The Raw Shark Texts
By Steven Hall
Canongate Books, London
Eric Sanderson wakes in his bedroom to discover that he has no memory of who he is. Even the most basic things are gone. A check of his pockets gives him his name and picture on his ID, a note on his door tells him to call Dr Randle, who will help explain everything.
So begins Steven Hall’s trippy, insane, highly original first novel.
It starts off innocently enough, as a novel about psychological damage, loss of memory, and a man trying to find his way back into an unfamiliar world. And then… things get weird.
Eric receives a letter in the mail. From his past self, referred to in the closing as The First Eric Sanderson. Because of course he does. It wasn’t weird enough. But that’s still in the first forty pages, or so. The remaining 300 pages deals with many of the same themes as the starting pages… the fragility of memory, the fear of the unfamiliar, one’s ability to trust those who want to help us…
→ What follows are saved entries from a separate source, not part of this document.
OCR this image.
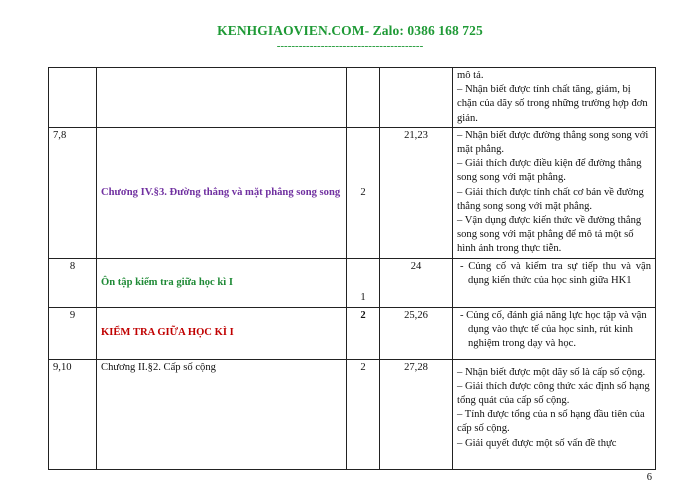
KENHGIAOVIEN.COM- Zalo: 0386 168 725
----------------------------------------

				mô tả.

– Nhận biết được tính chất tăng, giảm, bị chặn của dãy số trong những trường hợp đơn giản.

7,8	Chương IV.§3. Đường thẳng và mặt phẳng song song	2	21,23	– Nhận biết được đường thẳng song song với mặt phẳng.

– Giải thích được điều kiện để đường thẳng song song với mặt phẳng.

– Giải thích được tính chất cơ bản về đường thẳng song song với mặt phẳng.

– Vận dụng được kiến thức về đường thẳng song song với mặt phẳng để mô tả một số hình ảnh trong thực tiễn.

8	Ôn tập kiểm tra giữa học kì I	1	24	- Củng cố và kiểm tra sự tiếp thu và vận dụng kiến thức của học sinh giữa HK1

9	KIỂM TRA GIỮA HỌC KÌ I	2	25,26	- Củng cố, đánh giá năng lực học tập và vận dụng vào thực tế của học sinh, rút kinh nghiệm trong dạy và học.

9,10	Chương II.§2. Cấp số cộng	2	27,28	– Nhận biết được một dãy số là cấp số cộng.

– Giải thích được công thức xác định số hạng tổng quát của cấp số cộng.

– Tính được tổng của n số hạng đầu tiên của cấp số cộng.

– Giải quyết được một số vấn đề thực

6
Oh yeah… and a theoretical FUCKING shark made out of FUCKING words. I know that doesn’t make sense. But imagine a shark made out of words and letters. Now imagine that this shark is mostly made of that. Imagination, that is. The shark is a concept that travels through the stream of consciousness and feeds on memories.
Yup. So there’s that. That’s about page 50. And it only gets weirder from there. The Un-space Exploration Committee, Mr Nobody, Mycroft Ward, and many other weird names, terms, and situations occur. And damn is it ever awesome.
The Raw Shark Texts is a head trip. Imagine Kurt Vonnegut at his weirdest, Clive Barker at his scariest, and Jaws all tossed together into a blender. Then add conceptual sharks made out of words, a touch of British humor and wit, and one hell of a third act.
You may break your brain trying, but you need to read this book. Don’t worry about sleeping again. I know I won’t.